U.S. Sugar Program
The U.S. sugar program is a bad deal for American food and beverage manufacturers and the hundreds of thousands of workers they employ.
Unlike other commodity programs, the sugar program involves the federal government restricting imports to keep domestic prices high and mandating marketing allotments to restrict domestic production.
This unnecessary government intrusion has cost American consumers $2.4-$4 billion per year and has contributed to the loss of more than 100,000 jobs in U.S. sugar-using industries since 1997 – all to benefit a few extremely wealthy sugar processors.
Here’s what makes the U.S. sugar program a bad deal for America:
- Price supports, which enforce a minimum price for sugar in the U.S. domestic market. This makes the domestic price higher than the world market price.
- Marketing allotments, which are aimed at preventing surplus supplies in the domestic market. Each beet and cane processor is under a government-imposed and legally-binding limit on the amount of sugar it is permitted to sell each year.
- Import quotas (also called Tariff-Rate Quotas, or TRQs) set limits on how much sugar can be shipped to the United States every year from each of the 40 countries that exported sugar to the United States 35 years ago. Imports above this level are subject to an extremely high tariff.

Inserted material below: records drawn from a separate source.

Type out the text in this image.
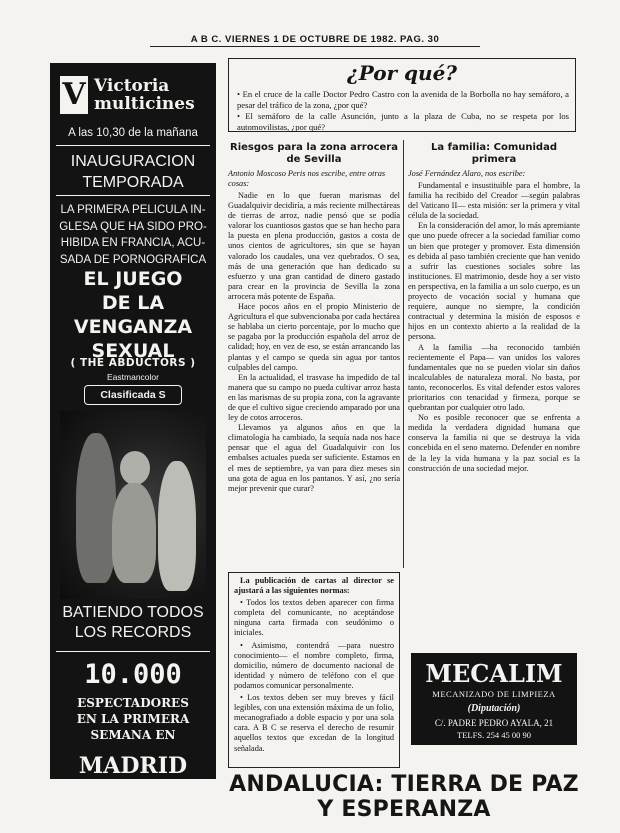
A B C. VIERNES 1 DE OCTUBRE DE 1982. PAG. 30
V Victoria
multicines
A las 10,30 de la mañana
INAUGURACION
TEMPORADA
LA PRIMERA PELICULA IN-
GLESA QUE HA SIDO PRO-
HIBIDA EN FRANCIA, ACU-
SADA DE PORNOGRAFICA
EL JUEGO
DE LA
VENGANZA
SEXUAL
( THE ABDUCTORS )
Eastmancolor
Clasificada S
BATIENDO TODOS
LOS RECORDS
10.000
ESPECTADORES
EN LA PRIMERA
SEMANA EN
MADRID
RICUROSAMENTE
MAYORES DE 18 AÑOS
¿Por qué?
• En el cruce de la calle Doctor Pedro Castro con la avenida de la Borbolla no hay semáforo, a pesar del tráfico de la zona, ¿por qué?
• El semáforo de la calle Asunción, junto a la plaza de Cuba, no se respeta por los automovilistas, ¿por qué?
Riesgos para la zona arrocera de Sevilla
Antonio Moscoso Peris nos escribe, entre otras cosas:

Nadie en lo que fueran marismas del Guadalquivir decidiría, a más reciente milhectáreas de tierras de arroz, nadie pensó que se podía valorar los cuantiosos gastos que se han hecho para la puesta en plena producción, gastos a costa de unos cientos de agricultores, sin que se hayan valorado los caudales, una vez quebrados. O sea, más de una generación que han dedicado su esfuerzo y una gran cantidad de dinero gastado para crear en la provincia de Sevilla la zona arrocera más potente de España.

Hace pocos años en el propio Ministerio de Agricultura el que subvencionaba por cada hectárea se hablaba un cierto porcentaje, por lo mucho que se pagaba por la producción española del arroz de calidad; hoy, en vez de eso, se están arrancando las plantas y el campo se queda sin agua por tantos culpables del campo.

En la actualidad, el trasvase ha impedido de tal manera que su campo no pueda cultivar arroz hasta en las marismas de su propia zona, con la agravante de que el cultivo sigue creciendo amparado por una ley de cotos arroceros.

Llevamos ya algunos años en que la climatología ha cambiado, la sequía nada nos hace pensar que el agua del Guadalquivir con los embalses actuales pueda ser suficiente. Estamos en el mes de septiembre, ya van para diez meses sin una gota de agua en los pantanos. Y así, ¿no sería mejor prevenir que curar?

La familia: Comunidad primera
José Fernández Alaro, nos escribe:

Fundamental e insustituible para el hombre, la familia ha recibido del Creador —según palabras del Vaticano II— esta misión: ser la primera y vital célula de la sociedad.

En la consideración del amor, lo más apremiante que uno puede ofrecer a la sociedad familiar como un bien que proteger y promover. Esta dimensión es debida al paso también creciente que han venido a sufrir las cuestiones sociales sobre las instituciones. El matrimonio, desde hoy a ser visto en perspectiva, en la familia a un solo cuerpo, es un proyecto de vocación social y humana que requiere, aunque no siempre, la condición contractual y determina la misión de esposos e hijos en un contexto abierto a la realidad de la persona.

A la familia —ha reconocido también recientemente el Papa— van unidos los valores fundamentales que no se pueden violar sin daños incalculables de naturaleza moral. No basta, por tanto, reconocerlos. Es vital defender estos valores prioritarios con tenacidad y firmeza, porque se quebrantan por cualquier otro lado.

No es posible reconocer que se enfrenta a medida la verdadera dignidad humana que conserva la familia ni que se destruya la vida concebida en el seno materno. Defender en nombre de la ley la vida humana y la paz social es la construcción de una sociedad mejor.

La publicación de cartas al director se ajustará a las siguientes normas:

• Todos los textos deben aparecer con firma completa del comunicante, no aceptándose ninguna carta firmada con seudónimo o iniciales.

• Asimismo, contendrá —para nuestro conocimiento— el nombre completo, firma, domicilio, número de documento nacional de identidad y número de teléfono con el que podamos comunicar personalmente.

• Los textos deben ser muy breves y fácil legibles, con una extensión máxima de un folio, mecanografiado a doble espacio y por una sola cara. A B C se reserva el derecho de resumir aquellos textos que excedan de la longitud señalada.

MECALIM
MECANIZADO DE LIMPIEZA
(Diputación)
C/. PADRE PEDRO AYALA, 21
TELFS. 254 45 00 90
ANDALUCIA: TIERRA DE PAZ Y ESPERANZA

- The Feedstock Flexibility Program, established in 2008, mandates that in times of surplus, the government must buy sugar and resell it to ethanol plants at a loss. This comes at the expense of taxpayers, who as consumers are already paying more for sugar than they should. NOTE: The program was used for the first time in fiscal year 2013. For more information, see the USDA fact sheet here.
Congress has the opportunity to modernize the U.S. sugar program, especially as it works to reauthorize the farm bill in 2023.